Das Haus kann Menschen dauerhaft aufnehmen/ Bereich Wohnen und Menschen vorübergehend (befristet auf max. 18 Monaten) zur weiteren Orientierung und Stabilisierung aufnehmen/ Bereich Übergangswohnen. Ein Teil des Hauses ist barrierearm.

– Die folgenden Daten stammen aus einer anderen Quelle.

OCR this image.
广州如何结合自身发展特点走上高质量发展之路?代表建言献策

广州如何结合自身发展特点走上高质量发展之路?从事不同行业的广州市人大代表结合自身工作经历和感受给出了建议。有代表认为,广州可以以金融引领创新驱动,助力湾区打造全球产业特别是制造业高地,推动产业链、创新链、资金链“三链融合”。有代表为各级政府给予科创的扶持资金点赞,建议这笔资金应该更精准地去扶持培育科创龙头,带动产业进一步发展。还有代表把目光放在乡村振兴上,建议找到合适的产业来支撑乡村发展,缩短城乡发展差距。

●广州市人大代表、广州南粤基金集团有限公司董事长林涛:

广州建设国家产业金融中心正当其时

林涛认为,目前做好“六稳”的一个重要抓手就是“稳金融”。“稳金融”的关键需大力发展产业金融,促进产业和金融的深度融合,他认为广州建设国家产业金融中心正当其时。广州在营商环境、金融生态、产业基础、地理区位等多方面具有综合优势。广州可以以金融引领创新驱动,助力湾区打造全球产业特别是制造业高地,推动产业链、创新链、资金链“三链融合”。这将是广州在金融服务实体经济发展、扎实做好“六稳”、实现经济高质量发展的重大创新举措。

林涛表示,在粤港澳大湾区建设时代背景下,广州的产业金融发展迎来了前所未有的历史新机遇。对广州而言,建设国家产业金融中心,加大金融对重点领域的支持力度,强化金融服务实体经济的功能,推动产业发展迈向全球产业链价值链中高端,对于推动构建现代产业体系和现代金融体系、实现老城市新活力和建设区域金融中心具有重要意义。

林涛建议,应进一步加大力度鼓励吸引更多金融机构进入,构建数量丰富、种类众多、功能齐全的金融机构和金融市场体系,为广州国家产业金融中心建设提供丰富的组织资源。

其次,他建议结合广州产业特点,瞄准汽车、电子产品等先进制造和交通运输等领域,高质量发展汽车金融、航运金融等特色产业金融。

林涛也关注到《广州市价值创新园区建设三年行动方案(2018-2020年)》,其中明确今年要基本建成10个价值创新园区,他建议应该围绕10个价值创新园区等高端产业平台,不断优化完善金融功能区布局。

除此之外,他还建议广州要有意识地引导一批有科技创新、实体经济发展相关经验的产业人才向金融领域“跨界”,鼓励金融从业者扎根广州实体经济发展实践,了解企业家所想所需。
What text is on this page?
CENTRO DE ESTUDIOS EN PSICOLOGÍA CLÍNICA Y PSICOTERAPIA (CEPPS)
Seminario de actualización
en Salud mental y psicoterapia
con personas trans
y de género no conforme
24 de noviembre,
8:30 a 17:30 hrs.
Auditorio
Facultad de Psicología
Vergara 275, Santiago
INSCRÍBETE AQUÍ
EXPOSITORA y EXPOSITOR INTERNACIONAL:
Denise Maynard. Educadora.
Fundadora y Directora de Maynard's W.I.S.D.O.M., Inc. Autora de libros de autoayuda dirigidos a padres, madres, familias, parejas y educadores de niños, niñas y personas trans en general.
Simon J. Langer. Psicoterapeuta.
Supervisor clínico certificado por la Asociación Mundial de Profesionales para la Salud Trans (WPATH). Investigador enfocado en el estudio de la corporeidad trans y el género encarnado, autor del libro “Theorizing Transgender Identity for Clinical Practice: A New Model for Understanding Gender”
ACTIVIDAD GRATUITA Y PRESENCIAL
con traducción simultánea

Betreuungsziele in der Begleitung der Bewohner/-in beider Bereiche sind die Sicherstellung der selbstbestimmten Teilhabe behinderter Menschen am Leben in der Gemeinschaft und in der Gesellschaft, die Beseitigung, Überwindung oder Milderung der vorhandenen Behinderung, die Akzeptanz der Suchterkrankung und die daraus folgende notwendige Abstinenz und die Festigung der abstinenten Lebensweise. (siehe Rahmenvertrag des Landes Sachsen- Anhalt)

 

 

Leistungen und Angebote

Die Hilfen sind bedarfsorientiert und es werden abgestufte angemessene tagesstrukturierende Angebote vorgehalten. Persönliche Hilfen werden in Einzel- und Gruppenformen gegeben. Methoden der Leistungen sind u. a.: Übungseinheiten, Motivation, Gespräche mit suchtspezifischen Themen, Lebens und Glaubensfragen, Sozialkunde zu rechtlichen Fragen.

Inhalte sind:
Beschäftigung, lebenspraktische Anleitung, besondere psychosoziale Angebote, Bildungsangebote, Beratung, Förderung oder Begleitung auch zu Fragen der Freizeitgestaltung

Aufnahme

Eine Aufnahme erfolgt nur auf der Basis der Freiwilligkeit und einer erkennbaren Motivation. Der Bewohner/-in muss eine abgeschlossene Rehabilitationsmaßnahme vorweisen können. In einem Bewerbungsgespräch werden die Räumlichkeiten besichtigt und die Aufnahmebedingungen besprochen. Zum Zeitpunkt des Einzuges wird im beiderseitigen Einvernehmen ein Vertrag gemäß dem Wohn- und Betreuungsvertragsgesetz geschlossen. Gemäß der Eingliederungsverordnung ist der zukünftige Bewohner dann mit einem gültigen Kostenanerkenntnis des zuständigen Sozialamtes in unserer Einrichtung.